3. Myerson described that different types of Lisfranc injury (4) result from different force vectors and require different surgical techniques (5).Did this study take into account the different types of Lisfranc injuries and is the suture button technique suitable for all types of injury?

4. The implication of this study to clinical practice is unclear. Numerous techniques have been documented regarding the stabilization of these injuries (6,7) not all of which have been considered in this study.

5. The mean age of tibial/foot specimens used was 80 years, suggesting that the specimens had reduced intrinsic ligament strength. Extrapolating this cadaveric study to the treatment of these injuries, that are commonly seen in a younger population, must be done with caution.

The authors did not receive any outside funding or grants in support of their research for or preparation of this work. Neither they nor a member of their immediate families received payments or other benefits or a commitment or agreement to provide such benefits from a commercial entity.
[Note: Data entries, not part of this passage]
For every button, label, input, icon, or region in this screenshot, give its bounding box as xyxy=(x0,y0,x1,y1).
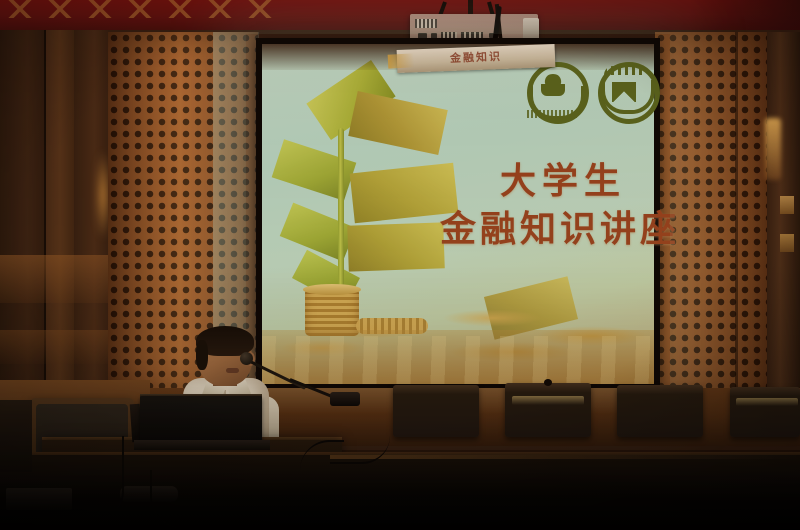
slide-title-line1: 大学生 xyxy=(500,152,626,204)
desk-device-left xyxy=(6,488,72,510)
wall-plaque-lower xyxy=(780,234,794,252)
laptop-screen-back xyxy=(140,396,262,444)
chair-2 xyxy=(505,383,591,437)
plant-leaf-left-2 xyxy=(280,203,357,262)
presenter-hair-side xyxy=(196,340,208,370)
laptop-base xyxy=(134,440,270,450)
chair-2-highlight xyxy=(512,396,584,405)
presenter-mouth xyxy=(226,368,239,373)
chair-4-highlight xyxy=(736,398,798,406)
chair-2-knob xyxy=(544,379,552,386)
coin-stack xyxy=(305,288,359,336)
cable-1 xyxy=(100,436,124,516)
chair-3 xyxy=(617,385,703,437)
projector-vents xyxy=(415,19,437,28)
coin-stack-top xyxy=(303,284,361,295)
microphone-base xyxy=(330,392,360,406)
wall-light-band-lower xyxy=(0,330,108,364)
emblem-left-inner xyxy=(541,74,565,96)
emblem-right-inner xyxy=(612,82,636,102)
ceiling-right-shadow xyxy=(690,0,800,32)
acoustic-panel-right-seam xyxy=(735,32,738,400)
ceiling-pattern xyxy=(0,0,280,18)
projector-ceiling-plate xyxy=(468,0,473,14)
wall-light-band-upper xyxy=(0,255,108,303)
front-desk-highlight xyxy=(330,455,800,459)
plant-leaf-right-1 xyxy=(348,91,448,155)
chair-1 xyxy=(393,385,479,437)
wall-plaque-upper xyxy=(780,196,794,214)
right-wall-strip xyxy=(767,32,800,432)
wall-lamp-right xyxy=(765,118,781,180)
slide-title-line2: 金融知识讲座 xyxy=(440,200,680,252)
chair-4 xyxy=(730,387,800,437)
emblem-right-stars xyxy=(604,66,644,75)
microphone-head xyxy=(240,352,253,365)
side-monitor xyxy=(0,400,32,472)
slide-gold-streaks xyxy=(262,336,654,384)
plant-leaf-right-3 xyxy=(347,222,445,271)
emblem-left-caption xyxy=(527,110,579,118)
lecture-hall-photo: 大学生 金融知识讲座 金融知识 xyxy=(0,0,800,530)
No commercial entity paid or directed, or agreed to pay or direct, any benefits to any research fund, foundation, division, center, clinical practice, or other charitable or nonprofit organization with which the authors, or a member of their immediate families, are affiliated or associated.

References

1. Panchbhavi VK, Vallurupalli S, Yang J, Andersen CR. Screw fixation compared with suture-button fixation of isolated Lisfranc ligament injuries. J Bone Joint Surg Am. 2009;91:1143-8.

2. Gilbert JL, Ney DS, Lautenschlager EP. Self-reinforced composite poly(methyl methacrylate): static and fatigue properties. Biomaterials. 1995;16:1043-55.

3. Daniels TR, Lau JT, Hearn TC. The effects of foot position and load on tibial nerve tension. Foot Ankle Int. 1998;19:73-8.

4. Myerson M. The diagnosis and treatment of injuries to the Lisfranc joint complex. Orthop Clin North Am. 1989;20:655-64.

5. Rajapakse B, Edwards A, Hong T. A single surgeon's experience of treatment of Lisfranc joint injuries. Injury. 2006;37:914-21.

6. Alberta FG, Aronow MS, Barrero M, Diaz-Doran V, Sullivan RJ, Adams DJ. Ligamentous Lisfranc joint injuries: a biomechanical comparison of dorsal plate and transarticular screw fixation. Foot Ankle Int. 2005;26:462-73.

7. Myerson MS, Fisher RT, Burgess AR, Kenzora JE. Fracture dislocations of the tarsometatarsal joints: end results correlated with pathology and treatment. Foot Ankle 1986;6:225-42.